One of the most effective ways to prevent criminals from accessing and compromising
confidential company information is to implement an effective information security plan and
properly train firm employees accessing the system. Additionally, companies should implement
a dynamic and independent third party auditor to frequently test the adequacy of their security
system. Lastly, key responsibilities within the information security chain should be segregated
and rotated frequently. If companies follow these three basic tenets, they will be one step closer
to the effective security of their information.

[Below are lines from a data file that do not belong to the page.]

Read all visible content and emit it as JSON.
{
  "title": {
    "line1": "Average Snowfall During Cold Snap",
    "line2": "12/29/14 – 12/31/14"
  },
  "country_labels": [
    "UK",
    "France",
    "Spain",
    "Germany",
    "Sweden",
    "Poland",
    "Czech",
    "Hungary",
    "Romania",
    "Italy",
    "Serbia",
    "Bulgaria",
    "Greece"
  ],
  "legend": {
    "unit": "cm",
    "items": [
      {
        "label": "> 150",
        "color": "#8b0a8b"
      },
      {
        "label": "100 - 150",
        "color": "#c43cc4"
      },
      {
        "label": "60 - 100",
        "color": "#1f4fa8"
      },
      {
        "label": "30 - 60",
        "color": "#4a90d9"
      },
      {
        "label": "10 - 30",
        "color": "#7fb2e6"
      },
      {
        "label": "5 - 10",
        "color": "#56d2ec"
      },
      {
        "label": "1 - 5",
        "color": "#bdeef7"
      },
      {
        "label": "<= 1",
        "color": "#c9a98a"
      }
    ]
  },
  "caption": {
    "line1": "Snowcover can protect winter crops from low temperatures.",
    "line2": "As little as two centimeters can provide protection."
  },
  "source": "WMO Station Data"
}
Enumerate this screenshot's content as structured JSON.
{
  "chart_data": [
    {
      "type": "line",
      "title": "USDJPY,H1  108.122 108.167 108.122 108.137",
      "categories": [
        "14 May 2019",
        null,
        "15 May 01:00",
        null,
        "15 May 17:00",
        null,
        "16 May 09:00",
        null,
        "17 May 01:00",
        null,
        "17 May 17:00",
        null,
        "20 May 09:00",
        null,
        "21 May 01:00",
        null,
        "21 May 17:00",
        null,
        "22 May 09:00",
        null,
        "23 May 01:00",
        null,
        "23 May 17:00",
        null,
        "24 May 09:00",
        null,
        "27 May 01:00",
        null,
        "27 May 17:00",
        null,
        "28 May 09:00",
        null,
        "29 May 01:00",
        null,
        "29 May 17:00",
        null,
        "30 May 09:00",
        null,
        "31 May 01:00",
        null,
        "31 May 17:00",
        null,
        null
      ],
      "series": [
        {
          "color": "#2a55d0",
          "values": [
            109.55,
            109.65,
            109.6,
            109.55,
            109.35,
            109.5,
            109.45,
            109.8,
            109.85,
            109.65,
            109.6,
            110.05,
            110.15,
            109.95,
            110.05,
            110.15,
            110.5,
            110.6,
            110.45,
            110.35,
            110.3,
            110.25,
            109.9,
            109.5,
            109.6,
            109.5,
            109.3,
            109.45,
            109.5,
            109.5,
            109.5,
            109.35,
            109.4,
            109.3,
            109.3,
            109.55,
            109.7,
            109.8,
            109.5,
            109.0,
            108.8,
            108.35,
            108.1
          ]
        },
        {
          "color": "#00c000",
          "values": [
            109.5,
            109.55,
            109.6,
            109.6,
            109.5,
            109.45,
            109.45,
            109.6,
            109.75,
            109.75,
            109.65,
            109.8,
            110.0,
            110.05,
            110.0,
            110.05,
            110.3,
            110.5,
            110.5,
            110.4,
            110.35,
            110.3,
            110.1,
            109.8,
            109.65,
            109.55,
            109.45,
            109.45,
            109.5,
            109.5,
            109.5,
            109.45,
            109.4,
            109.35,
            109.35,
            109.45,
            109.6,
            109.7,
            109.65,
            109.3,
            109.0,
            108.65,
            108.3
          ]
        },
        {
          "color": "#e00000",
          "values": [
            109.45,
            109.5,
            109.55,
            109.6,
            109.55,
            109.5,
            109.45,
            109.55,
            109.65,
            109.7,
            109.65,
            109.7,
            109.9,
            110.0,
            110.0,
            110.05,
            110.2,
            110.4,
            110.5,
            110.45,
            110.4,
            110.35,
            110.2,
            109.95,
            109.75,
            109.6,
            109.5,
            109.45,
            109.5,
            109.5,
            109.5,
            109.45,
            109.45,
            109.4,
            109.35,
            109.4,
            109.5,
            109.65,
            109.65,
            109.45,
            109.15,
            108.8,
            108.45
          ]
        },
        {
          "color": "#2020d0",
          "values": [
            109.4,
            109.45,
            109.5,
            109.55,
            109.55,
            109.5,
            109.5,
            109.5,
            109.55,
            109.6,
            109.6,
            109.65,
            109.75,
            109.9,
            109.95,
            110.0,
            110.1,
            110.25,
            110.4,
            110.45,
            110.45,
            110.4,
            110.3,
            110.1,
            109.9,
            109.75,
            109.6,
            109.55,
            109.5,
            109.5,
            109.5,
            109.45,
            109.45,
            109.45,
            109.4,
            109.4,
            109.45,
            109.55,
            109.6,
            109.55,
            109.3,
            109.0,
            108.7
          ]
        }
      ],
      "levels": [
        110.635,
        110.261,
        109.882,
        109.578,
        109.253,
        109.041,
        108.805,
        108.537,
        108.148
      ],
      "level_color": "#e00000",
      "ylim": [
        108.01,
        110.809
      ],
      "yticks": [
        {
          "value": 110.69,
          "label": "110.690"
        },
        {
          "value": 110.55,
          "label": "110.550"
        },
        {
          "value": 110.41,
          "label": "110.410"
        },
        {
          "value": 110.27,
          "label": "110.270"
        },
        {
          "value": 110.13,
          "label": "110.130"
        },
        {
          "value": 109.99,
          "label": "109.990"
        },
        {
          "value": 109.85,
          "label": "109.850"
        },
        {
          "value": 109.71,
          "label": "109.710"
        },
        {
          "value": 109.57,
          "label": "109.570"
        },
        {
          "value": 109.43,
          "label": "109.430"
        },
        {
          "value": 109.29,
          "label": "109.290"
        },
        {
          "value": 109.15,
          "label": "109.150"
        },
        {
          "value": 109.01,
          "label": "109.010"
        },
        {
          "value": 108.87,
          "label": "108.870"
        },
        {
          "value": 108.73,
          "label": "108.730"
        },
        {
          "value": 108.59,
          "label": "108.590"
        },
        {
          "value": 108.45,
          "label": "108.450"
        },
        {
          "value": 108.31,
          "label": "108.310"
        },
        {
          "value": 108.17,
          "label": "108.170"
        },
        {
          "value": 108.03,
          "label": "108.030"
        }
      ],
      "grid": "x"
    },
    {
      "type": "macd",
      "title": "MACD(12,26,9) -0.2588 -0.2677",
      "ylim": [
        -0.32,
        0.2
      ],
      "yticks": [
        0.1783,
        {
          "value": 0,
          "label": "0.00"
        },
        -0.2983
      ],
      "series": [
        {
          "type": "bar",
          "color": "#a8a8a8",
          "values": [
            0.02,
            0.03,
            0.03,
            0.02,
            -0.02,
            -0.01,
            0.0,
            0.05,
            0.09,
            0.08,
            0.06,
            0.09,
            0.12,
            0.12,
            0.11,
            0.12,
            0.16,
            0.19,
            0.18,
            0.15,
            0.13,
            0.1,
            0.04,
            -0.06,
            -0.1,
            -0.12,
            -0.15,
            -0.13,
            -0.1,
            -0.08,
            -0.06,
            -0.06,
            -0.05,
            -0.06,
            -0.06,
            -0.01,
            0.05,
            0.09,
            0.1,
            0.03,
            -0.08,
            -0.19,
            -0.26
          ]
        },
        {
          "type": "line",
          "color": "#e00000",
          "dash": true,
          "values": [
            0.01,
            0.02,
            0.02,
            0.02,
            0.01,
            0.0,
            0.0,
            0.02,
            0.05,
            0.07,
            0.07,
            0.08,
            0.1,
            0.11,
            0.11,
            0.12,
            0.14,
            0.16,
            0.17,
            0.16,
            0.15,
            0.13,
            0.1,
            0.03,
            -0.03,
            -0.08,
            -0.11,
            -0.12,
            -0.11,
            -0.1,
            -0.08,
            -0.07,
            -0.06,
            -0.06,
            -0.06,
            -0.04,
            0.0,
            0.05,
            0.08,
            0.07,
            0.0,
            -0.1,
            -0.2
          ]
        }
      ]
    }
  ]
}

Threats to Information Systems:
Information security threats come in many different forms. Some of the most common threats
today are software attacks, theft of intellectual property, identity theft, theft of equipment or
information, sabotage, and information infiltration Some of the most prevalent types of data
infiltration include input manipulation, program manipulation, data input manipulation, data
stealing, and outright sabotage. The most frequent type associated with this form of fraud is
manipulation of the data. The reason for this most common is because the criminal requires the
less amount of skill.
Most people have experienced software attacks of some sort. Viruses, worms, phishing
2. attacks, and Trojan horses are a few common examples of software attacks. Governments,
military, corporations, financial institutions, hospitals and private businesses amass a great deal
of confidential information about their employees, customers, products, research and financial
status. Most of this information is now collected, processed and stored on electronic computers
and transmitted across networks to other computers.
Implementing a Information Security System:
With so many different ways and so much potential for breaches to information security
systems, companies must establish a control system to strengthen the security of its information.

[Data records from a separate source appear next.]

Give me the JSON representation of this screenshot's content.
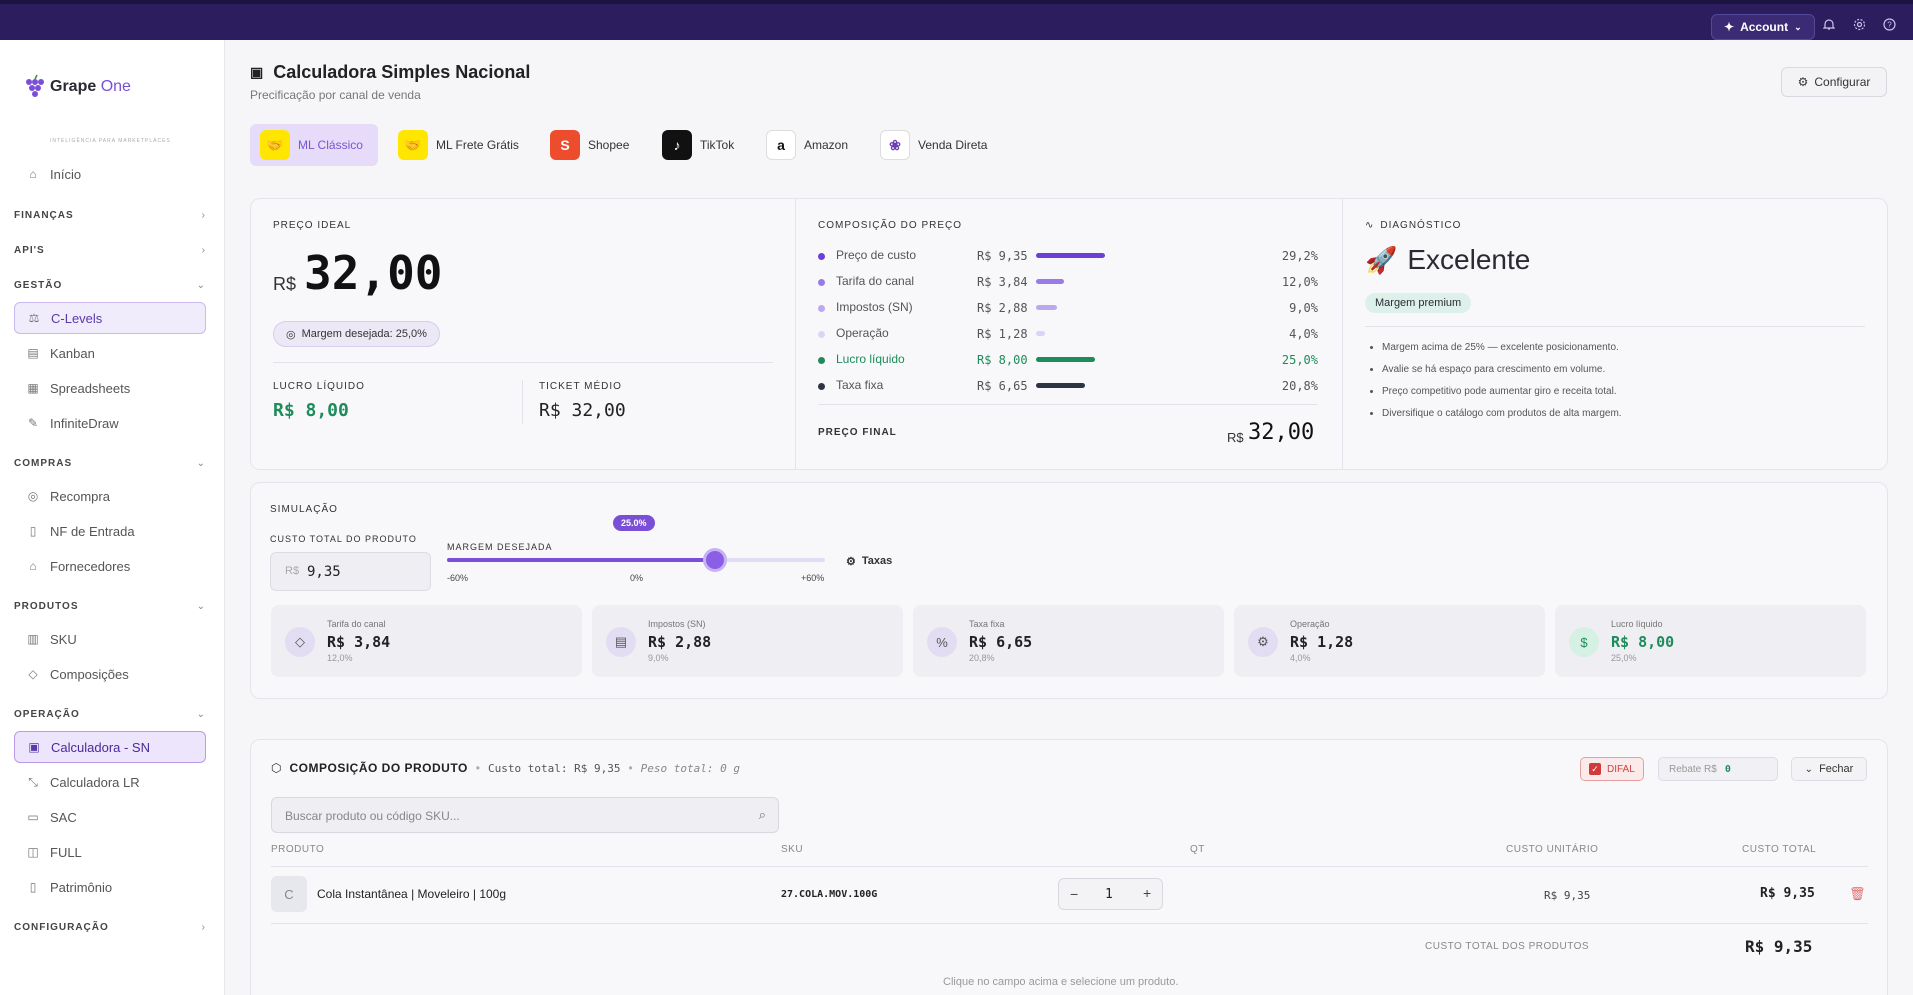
{
  "topbar": {
    "account_label": "Account"
  },
  "brand": {
    "name_a": "Grape",
    "name_b": "One",
    "tagline": "INTELIGÊNCIA PARA MARKETPLACES"
  },
  "sidebar": {
    "inicio": "Início",
    "sections": {
      "financas": "FINANÇAS",
      "apis": "API'S",
      "gestao": "GESTÃO",
      "compras": "COMPRAS",
      "produtos": "PRODUTOS",
      "operacao": "OPERAÇÃO",
      "configuracao": "CONFIGURAÇÃO"
    },
    "gestao_items": [
      "C-Levels",
      "Kanban",
      "Spreadsheets",
      "InfiniteDraw"
    ],
    "compras_items": [
      "Recompra",
      "NF de Entrada",
      "Fornecedores"
    ],
    "produtos_items": [
      "SKU",
      "Composições"
    ],
    "operacao_items": [
      "Calculadora - SN",
      "Calculadora LR",
      "SAC",
      "FULL",
      "Patrimônio"
    ]
  },
  "header": {
    "title": "Calculadora Simples Nacional",
    "subtitle": "Precificação por canal de venda",
    "config_button": "Configurar"
  },
  "channels": [
    "ML Clássico",
    "ML Frete Grátis",
    "Shopee",
    "TikTok",
    "Amazon",
    "Venda Direta"
  ],
  "ideal": {
    "label": "PREÇO IDEAL",
    "currency": "R$",
    "price": "32,00",
    "margin_pill": "Margem desejada: 25,0%",
    "lucro_label": "LUCRO LÍQUIDO",
    "lucro_value": "R$ 8,00",
    "ticket_label": "TICKET MÉDIO",
    "ticket_value": "R$ 32,00"
  },
  "composition": {
    "label": "COMPOSIÇÃO DO PREÇO",
    "rows": [
      {
        "name": "Preço de custo",
        "value": "R$ 9,35",
        "pct": "29,2%",
        "share": 0.292,
        "color": "#6d3fd9"
      },
      {
        "name": "Tarifa do canal",
        "value": "R$ 3,84",
        "pct": "12,0%",
        "share": 0.12,
        "color": "#9a7ae6"
      },
      {
        "name": "Impostos (SN)",
        "value": "R$ 2,88",
        "pct": "9,0%",
        "share": 0.09,
        "color": "#bca8ef"
      },
      {
        "name": "Operação",
        "value": "R$ 1,28",
        "pct": "4,0%",
        "share": 0.04,
        "color": "#ddd3f7"
      },
      {
        "name": "Lucro líquido",
        "value": "R$ 8,00",
        "pct": "25,0%",
        "share": 0.25,
        "color": "#1e8c5a"
      },
      {
        "name": "Taxa fixa",
        "value": "R$ 6,65",
        "pct": "20,8%",
        "share": 0.208,
        "color": "#2d3442"
      }
    ],
    "final_label": "PREÇO FINAL",
    "final_currency": "R$",
    "final_value": "32,00"
  },
  "diagnostic": {
    "label": "DIAGNÓSTICO",
    "status": "Excelente",
    "badge": "Margem premium",
    "bullets": [
      "Margem acima de 25% — excelente posicionamento.",
      "Avalie se há espaço para crescimento em volume.",
      "Preço competitivo pode aumentar giro e receita total.",
      "Diversifique o catálogo com produtos de alta margem."
    ]
  },
  "simulation": {
    "label": "SIMULAÇÃO",
    "cost_label": "CUSTO TOTAL DO PRODUTO",
    "cost_prefix": "R$",
    "cost_value": "9,35",
    "margin_label": "MARGEM DESEJADA",
    "margin_badge": "25.0%",
    "margin_level": 0.25,
    "slider_min": "-60%",
    "slider_mid": "0%",
    "slider_max": "+60%",
    "taxas_label": "Taxas",
    "cards": [
      {
        "label": "Tarifa do canal",
        "value": "R$ 3,84",
        "pct": "12,0%"
      },
      {
        "label": "Impostos (SN)",
        "value": "R$ 2,88",
        "pct": "9,0%"
      },
      {
        "label": "Taxa fixa",
        "value": "R$ 6,65",
        "pct": "20,8%"
      },
      {
        "label": "Operação",
        "value": "R$ 1,28",
        "pct": "4,0%"
      },
      {
        "label": "Lucro líquido",
        "value": "R$ 8,00",
        "pct": "25,0%"
      }
    ]
  },
  "product": {
    "title": "COMPOSIÇÃO DO PRODUTO",
    "meta_cost": "Custo total: R$ 9,35",
    "meta_weight": "Peso total: 0 g",
    "difal_label": "DIFAL",
    "rebate_label": "Rebate R$",
    "rebate_value": "0",
    "close_label": "Fechar",
    "search_placeholder": "Buscar produto ou código SKU...",
    "columns": [
      "PRODUTO",
      "SKU",
      "QT",
      "CUSTO UNITÁRIO",
      "CUSTO TOTAL"
    ],
    "row": {
      "initial": "C",
      "name": "Cola Instantânea | Moveleiro | 100g",
      "sku": "27.COLA.MOV.100G",
      "qty": "1",
      "unit": "R$ 9,35",
      "total": "R$ 9,35"
    },
    "total_label": "CUSTO TOTAL DOS PRODUTOS",
    "total_value": "R$ 9,35",
    "hint": "Clique no campo acima e selecione um produto."
  }
}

There are seven basic tenets that help strengthen the security of company information systems.
The following seven procedures are imperative to establishing an effective information security
system:
1. Educating employees
2. Establishing quality internal controls
3. Establishing a board of directors and its appointees
4. Establishing a compliant system
5. Establishing an independent audit of the system
6. Developing a structure of accountability
7. Establishing a budget for the information security system;
The Future of Information Security:
The days of “basic firewalls” and basic detection systems to secure information are over.
Viruses, manipulation of data, phishing scams, and even Trojan Horses are just some of the
threats facing information security systems today. In spite of the financial restrictions facing
companies in the present economic environment, information security is not the place that leaves
room to cut corners. Information is one of a company's most precise assets. Security threats of
information systems can have adverse effects on the reputation, status, and overall viability of a
business. Therefore, companies must ensure that they implement an information security system
that is accountable, verifiable, and as dynamic as the business environment in which they seek a
competitive advantage. Those companies abandon the security of their information will
inevitably find themselves at a decided disadvantage to their competitors.